The Bank of England has made a commitment to keeping inflation at 2% using the CPI (Consumer Price Index) as its measure. The markets watch Meryn King’s team and look to them for reassurance that the rate setting is in good hands. Make a mistake and the markets pounce on it, forcing down markets and affecting currency exchange rates which in turn has a direct impact on our exports, meaning we sell more due to a change in the strength of the pound. This means more jobs and higher consumer demand which feeds the inflation cycle.

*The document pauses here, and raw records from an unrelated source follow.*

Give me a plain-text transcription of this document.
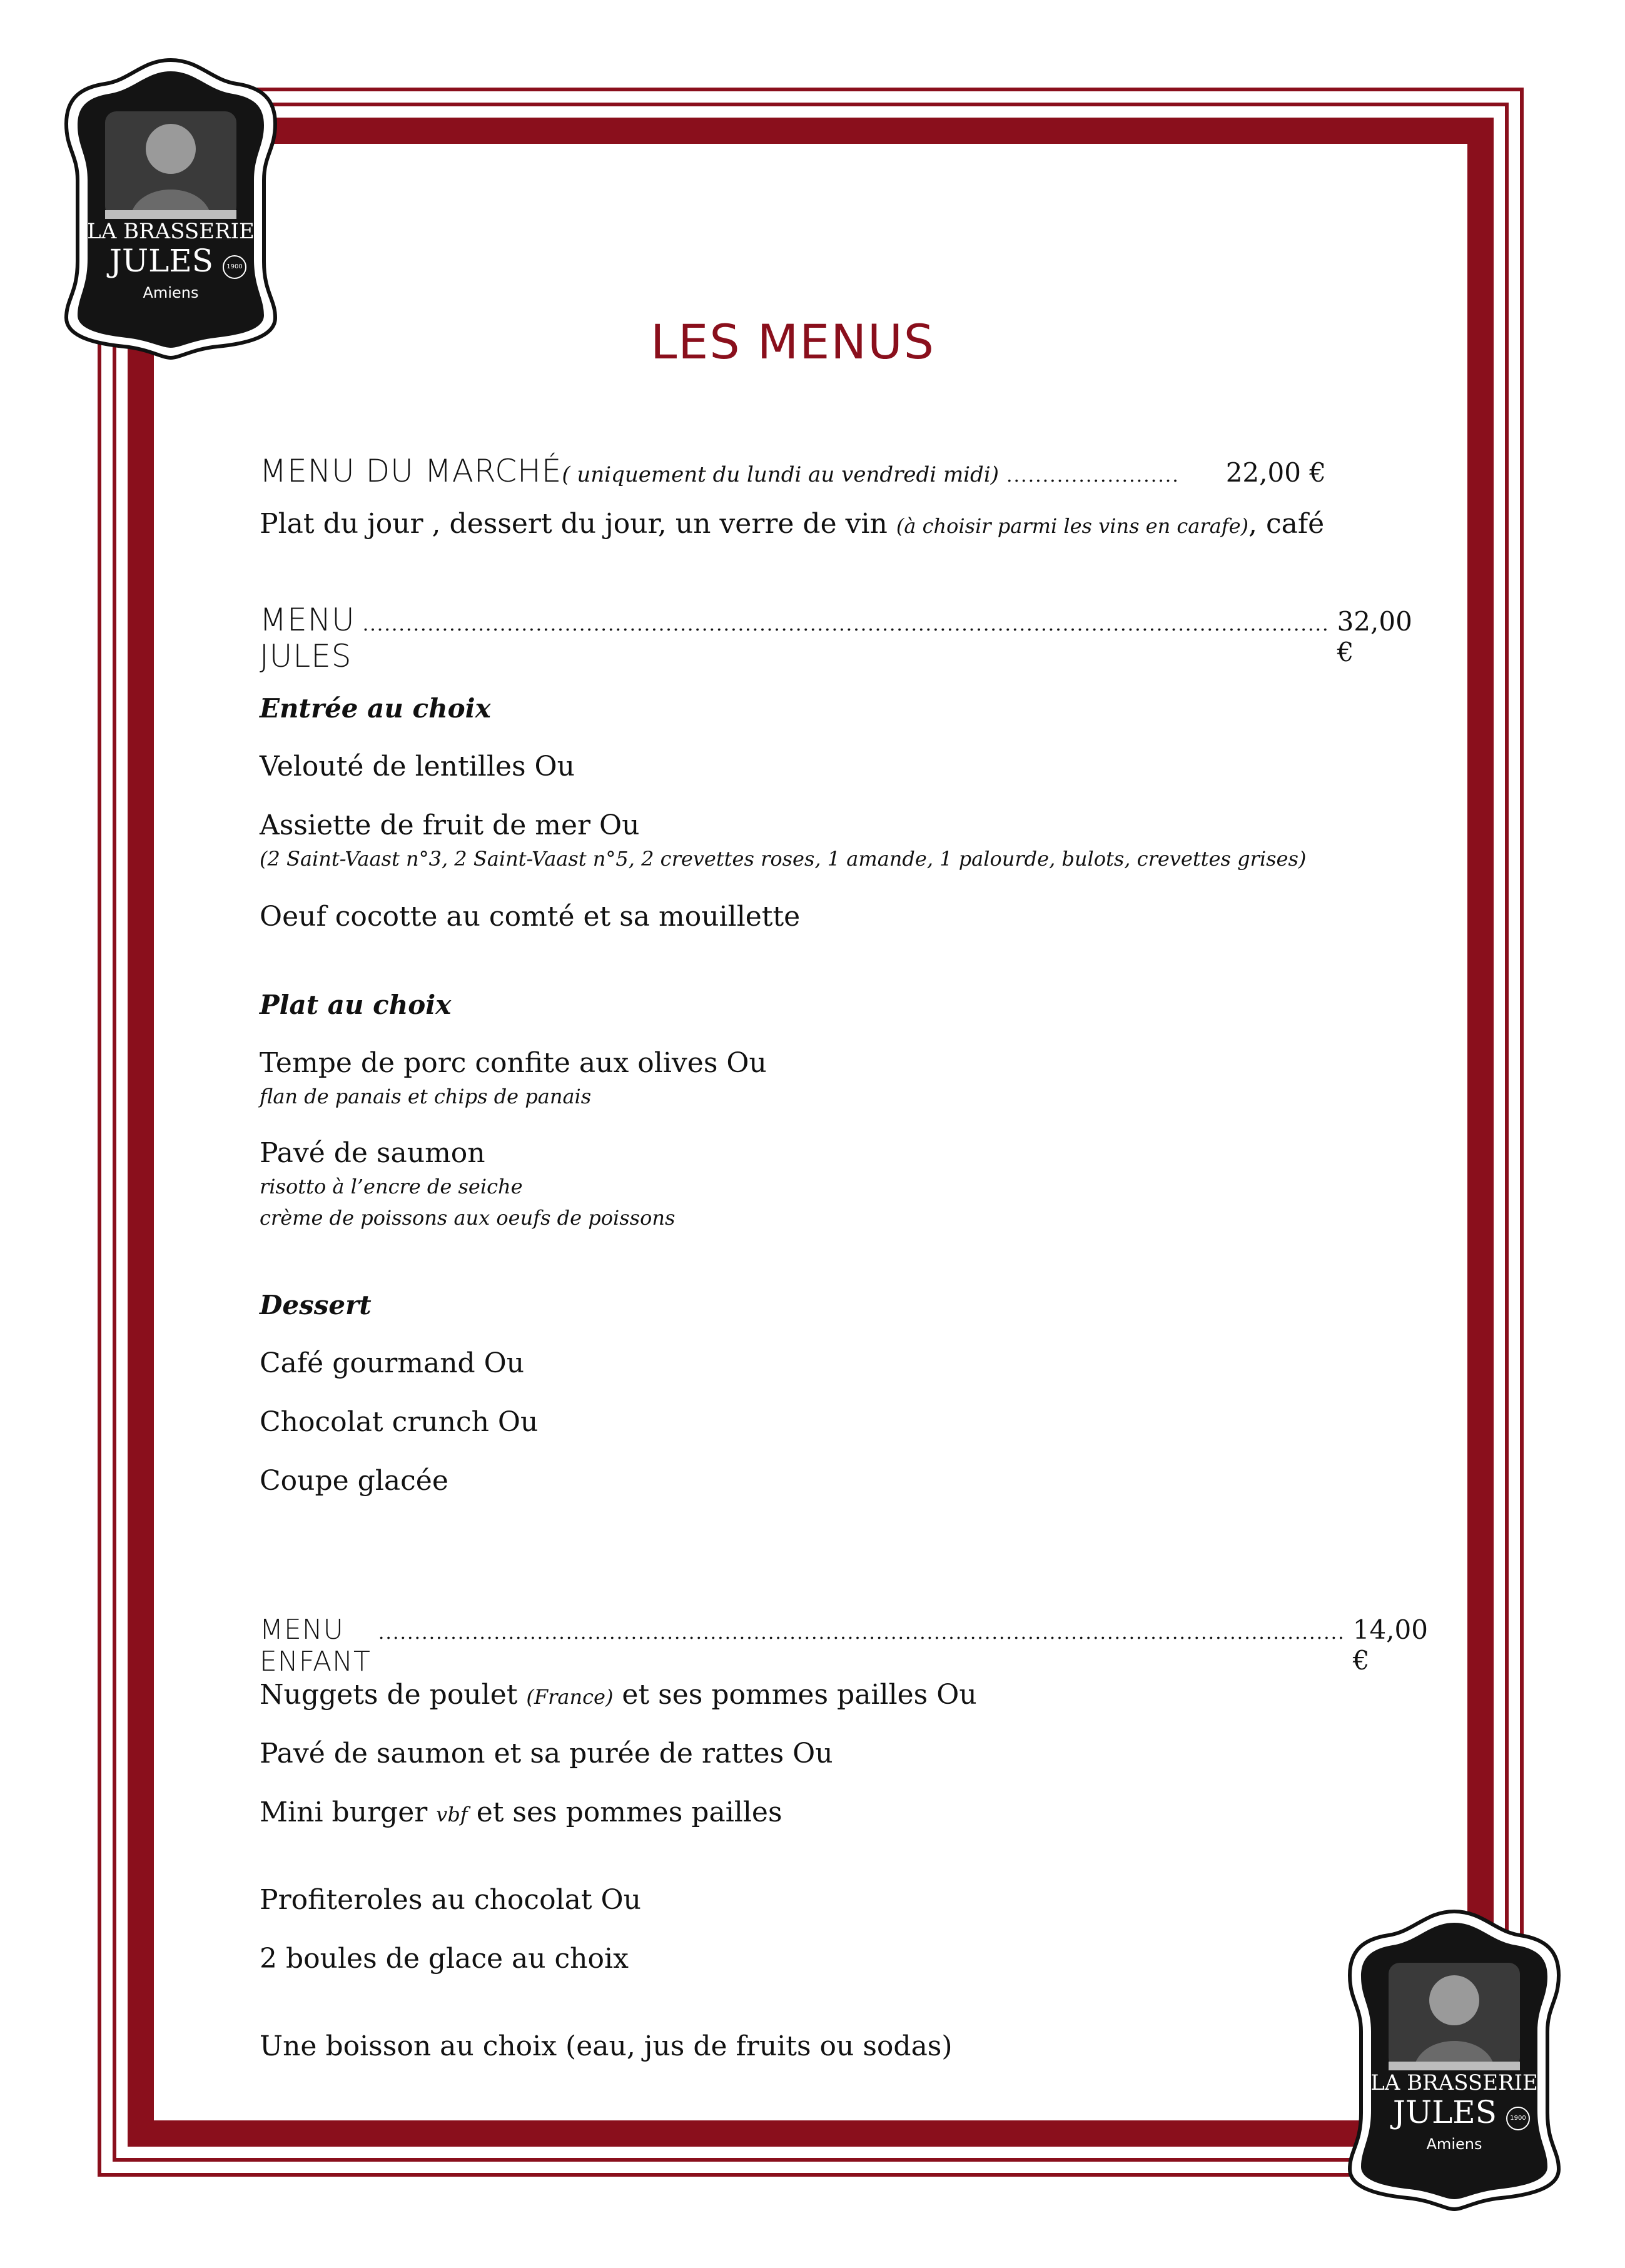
LA BRASSERIE
JULES	1900
Amiens
LA BRASSERIE
JULES	1900
Amiens
LES MENUS
MENU DU MARCHÉ ( uniquement du lundi au vendredi midi) ........................	22,00 €
Plat du jour , dessert du jour, un verre de vin (à choisir parmi les vins en carafe), café
MENU JULES
...................................................................................................................................... 32,00 €
Entrée au choix
Velouté de lentilles Ou
Assiette de fruit de mer Ou
(2 Saint-Vaast n°3, 2 Saint-Vaast n°5, 2 crevettes roses, 1 amande, 1 palourde, bulots, crevettes grises)
Oeuf cocotte au comté et sa mouillette
Plat au choix
Tempe de porc confite aux olives Ou
flan de panais et chips de panais
Pavé de saumon
risotto à l’encre de seiche
crème de poissons aux oeufs de poissons
Dessert
Café gourmand Ou
Chocolat crunch Ou
Coupe glacée
MENU ENFANT
...................................................................................................................................... 14,00 €
Nuggets de poulet (France) et ses pommes pailles Ou
Pavé de saumon et sa purée de rattes Ou
Mini burger vbf et ses pommes pailles
Profiteroles au chocolat Ou
2 boules de glace au choix
Une boisson au choix (eau, jus de fruits ou sodas)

To stimulate the economy The Bank has a number of fiscal tools at its disposal. Quantitative Easing (QE) is one: the Bank prints new money to increase money flow. Money ends up in the pockets of consumers; we all feel wealthier and spend more. The flip side to this is that more spending equals more demand which pushes up inflation. Raising interest rates is intended to dampen demand by making money more expensive to borrow. By doing this people have less money to spend and demand is lowered and prices are reduced to compete for custom.
The crux of the problem lies in the fact that no matter what the Bank of England does, it cannot control non-UK inflationary pressures, such as Oil & Gas (driven by Libya crisis and the wider Middle East), Wheat (driven by worldwide crop failure) and more. I don’t profess to be an Economist but reading in between the lines it is quite clear that in the mid term inflation is here to stay.